Parents, too, see things in a biased manner, depending on whether they are regarding their child or their child-in-law. There’s the illuminating story about a visitor who asks her neighbor, “Mrs. Rosenberg, bow is your daughter Shirley?”

“Oh, Shirley?” comes the answer, “She has such a won­derful husband. A mink coat, a Cadillac-, servants galore! Such a fine husband! He serves her, her breakfast in bed, and she doesn’t ever get up till noon. Such a prince!”

“And your son, Sam?”

“Sam? What a bitch he married! He bought her a fur coat, and a car, and gives her every luxury. But she stays in bed till noon! Won’t even get up to give him his breakfast!”

What is your opinion of mixed marriage?

I think I should be a little concerned—not about the wedding—but about the children, for in our society a half caste must feel inferior. But I myself move in a society where no one cares whether a girl is a mulatto. So with anti-Semitism; we have Jewish children in Summerhill, and no one cares; most of our children don’t even know who is Jewish.

My daughter is 16. She is head over heels in love with a young man of 20 who attends college. The boy wants to marry her, and she is pressing me to allow it. This young man has wealthy parents who are willing to support him through college and somewhat thereafter, so there isn’t an economic roadblock here. However, I feel that 16 is too young an age for marriage. My daughter is as mature as anyone is at her age, but I just can’t get over my convic­tion that she is simply too young to get married. What do you think?
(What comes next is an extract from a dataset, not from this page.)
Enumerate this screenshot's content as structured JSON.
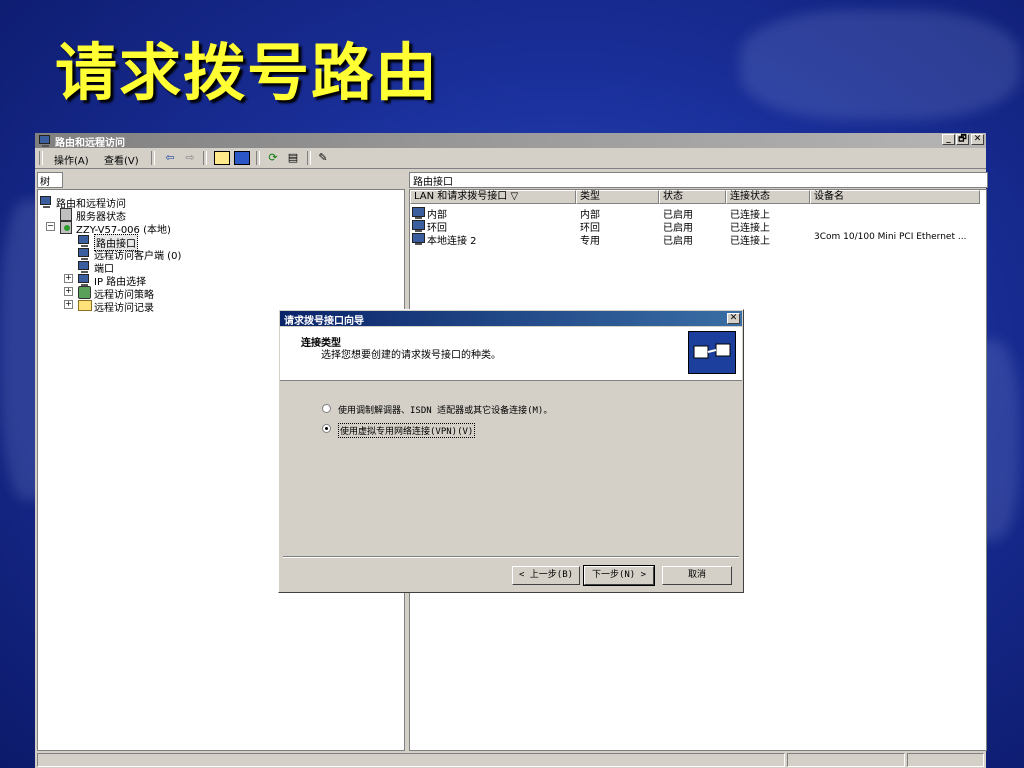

I personally would let her many the man, but I can see your maternal worry clearly. The girl is ready for a sex life and wants one. The marriage might end in failure, but that might happen if she were 26.

Let me indulge in fantasy. The youth is called up in the draft. He dies a miserable death in Vietnam. The girl cries: “We could have had, at least, a short time of happi­ness. They wouldn’t let me live with love.”

But, mother, I also sympathize with you. The young man has money, and you may imagine your daughter’s being swept into the rat race and its inanities with all that the young man’s wealth can provide—the expensive clothes, the big car, and the mad social round. Your daughter may be being offered a surface world, with everything deep and important shoved aside.

What is the alternative? A feeling on the part of your daughter that if she were loved by you, you would not frustrate her young love. You might really ask her to wait for a year; but if you demand that the waiting period be sexless, your daughter will still have a grouse.

It is so dangerous for parents to interfere with love. I have known more than one case where the parents thought the match unsuitable—lower class, you know—and they stopped the wedding. Then the girl, on the rebound, mar­ried the wrong man and misery.

You will have to weigh up the consequences of your decision with as much detachment as you can. Your ques­tion omits such important factors as: Do you personally like the youth? Do you think he is balanced enough to be a husband? Is your own sex life satisfactory; and if not, have your anxieties roots in your own fear? Are you frightened about almost everything? Is your daughter unhappy at home and seeking the first opportunity to leave it?

Another point. Doctors agree that girls reach maturity a good deal earlier than they did a generation ago. This girl may, at 16, be as ready for marriage as the 21-year-old of yesterday.

And, mother, bear in mind that many a girl has run away from home when faced with a ban on her love affair. If this happened, you would have a much greater worry on your mind.